# BMW Motorrad achieves new all-time high in March.



## [email protected] (Aug 15, 2012)

*Munich*. In the first three months of this year BMW Motorrad sales were higher than ever before in a first quarter. Supplies as of March came to a total of 28,719 vehicles (previous year: 24,732 units), making for an increase in sales of 16.1%. 15,183 motorcycles and maxi scooters (previous year: 13,067 units) were supplied to customers worldwide last month. With an increase of 16.2% as compared to the previous year, this was the best monthly sales performance in the history of the company.

Heiner Faust, BMW Motorrad Head of Sales and Marketing: "We got off to an excellent start to the new motorcycle season with a sales increase of 16.1% as of March.
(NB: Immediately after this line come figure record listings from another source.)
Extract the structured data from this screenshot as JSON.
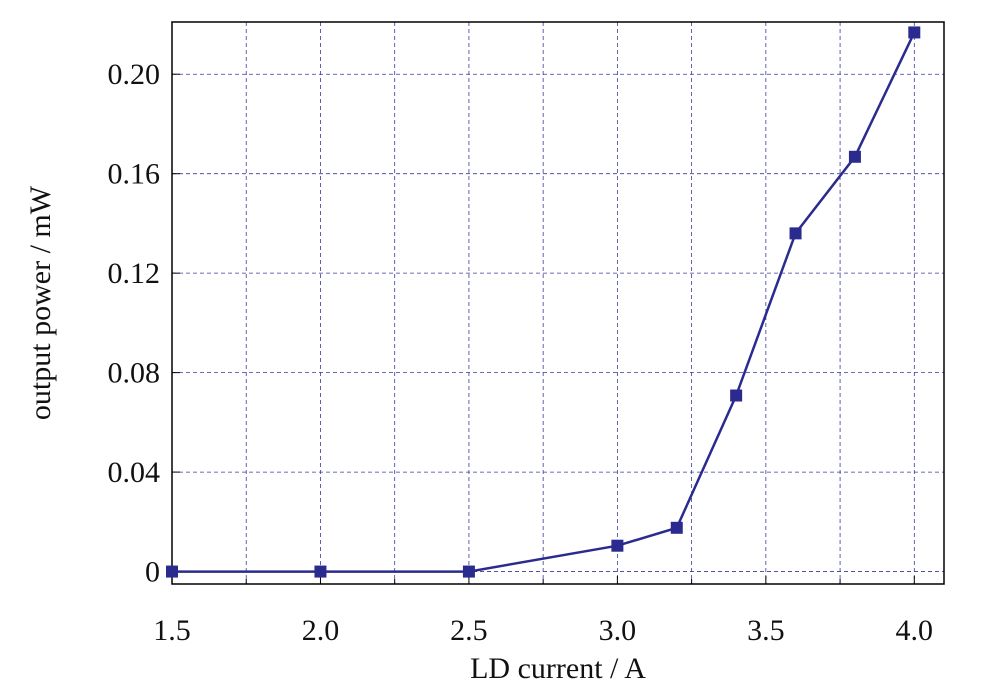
{
  "chart_data": {
    "type": "line",
    "x_label": "LD current / A",
    "y_label": "output power / mW",
    "x": [
      1.5,
      2.0,
      2.5,
      3.0,
      3.2,
      3.4,
      3.6,
      3.8,
      4.0
    ],
    "series": [
      {
        "color": "#2b2b8f",
        "values": [
          0,
          0,
          0,
          0.0104,
          0.0176,
          0.0708,
          0.136,
          0.1668,
          0.2168
        ]
      }
    ],
    "xlim": [
      1.5,
      4.1
    ],
    "ylim": [
      -0.005,
      0.221
    ],
    "xticks": [
      1.5,
      {
        "value": 2,
        "label": "2.0"
      },
      2.5,
      {
        "value": 3,
        "label": "3.0"
      },
      3.5,
      {
        "value": 4,
        "label": "4.0"
      }
    ],
    "xminorticks": [
      1.75,
      2.25,
      2.75,
      3.25,
      3.75
    ],
    "yticks": [
      0,
      0.04,
      0.08,
      0.12,
      0.16,
      {
        "value": 0.2,
        "label": "0.20"
      }
    ],
    "grid": true
  }
}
In the first three months of this year we have supplied more motorcycles and maxi scooters than ever before in a first quarter. What is more, last month was the most successful in the company's history with 15,183 vehicles sold and an increase of 16.2%. Never before have we sold as many vehicles in March."

The positive result was due to the high level of demand worldwide. The first quarter was pleasing in Europe, too. The southern European markets are seeing significant growth as compared to the previous year. The strongest individual market for BMW Motorrad continues to be Germany, followed by the US, France, Italy, Brazil and Spain.

"Based on this excellent quarterly result we have positive expectations of the upcoming months," concluded Heiner Faust.


----------